5. Useful Pieces of Information

Most of these pieces of information are taken from The Magic of Thinking Big book.

  • Smile big, smile until your teeth show. Harness the power of smile even when you don’t feel like it. Handle complex situations with smile. Absorb ones’ anger with your kindness, and remember that people are your mirrors. If you were kind to them, they usually will be kind to you as well. If you smiled to them, they will usually smile to you.
  • Action cures fear. Isolate your fear and then take constructive action. In action, doing nothing about the situation, strengthens fear and destroys confidence.
  • Make a supreme effort to put only positive thoughts in your memory bank.

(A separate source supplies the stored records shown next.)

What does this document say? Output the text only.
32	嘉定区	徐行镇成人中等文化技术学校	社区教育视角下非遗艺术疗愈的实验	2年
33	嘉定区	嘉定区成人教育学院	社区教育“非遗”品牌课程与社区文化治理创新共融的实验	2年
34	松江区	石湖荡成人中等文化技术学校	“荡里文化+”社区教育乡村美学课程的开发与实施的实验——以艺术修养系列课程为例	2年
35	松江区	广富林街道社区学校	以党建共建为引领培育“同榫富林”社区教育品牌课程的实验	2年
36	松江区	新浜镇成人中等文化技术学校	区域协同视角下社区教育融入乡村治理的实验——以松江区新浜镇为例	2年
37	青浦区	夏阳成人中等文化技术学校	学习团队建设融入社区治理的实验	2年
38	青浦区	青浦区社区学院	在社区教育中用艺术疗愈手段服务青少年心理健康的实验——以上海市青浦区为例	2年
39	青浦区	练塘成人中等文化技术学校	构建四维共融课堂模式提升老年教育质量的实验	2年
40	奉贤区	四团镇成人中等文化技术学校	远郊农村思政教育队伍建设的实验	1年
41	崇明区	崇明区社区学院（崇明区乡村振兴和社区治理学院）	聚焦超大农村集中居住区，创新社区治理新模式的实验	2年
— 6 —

Don’t let negative thoughts grow into mental monsters. Simply refuse to recall unpleasant events or situations.
  • Put people in proper perspective. Remember people are much more like than they are different. Get a balanced view of the other fellow. He is just another human being like you. And develop an understanding attitude
  • Practice doing what you know is right. Avoid cheating, and doing bad things. This prevents a poisonous guilt confidence from developing. Doing what is right is a very practical rule for success.
  • Be initiative. Sit in the front and don’t shy away.
  • Our actions affect our attitudes and vice versa. If you are angry, then smile. If you are not motivated, and you are fearful then act as if you are motivated and not fearful. Fake it till you make it.
  • Walk 25% faster. Usually fast-walking could be a proof that you care more about your time, and that you have something important that you want to do. How you look is very important although it is definitely not everything., but again our actions affect our attitude.

Finally

Thank you. I hope this post has been beneficial to you. I would appreciate any comments if anyone needed more clarifications or if anyone has seen something wrong in what I have written in order to modify it, and I would also appreciate any possible enhancements or suggestions. We are humans, and errors are expected from us, but we could also minimize those errors by learning from our mistakes and by seeking to improve what we do.

Allah bless our master Muhammad and his family.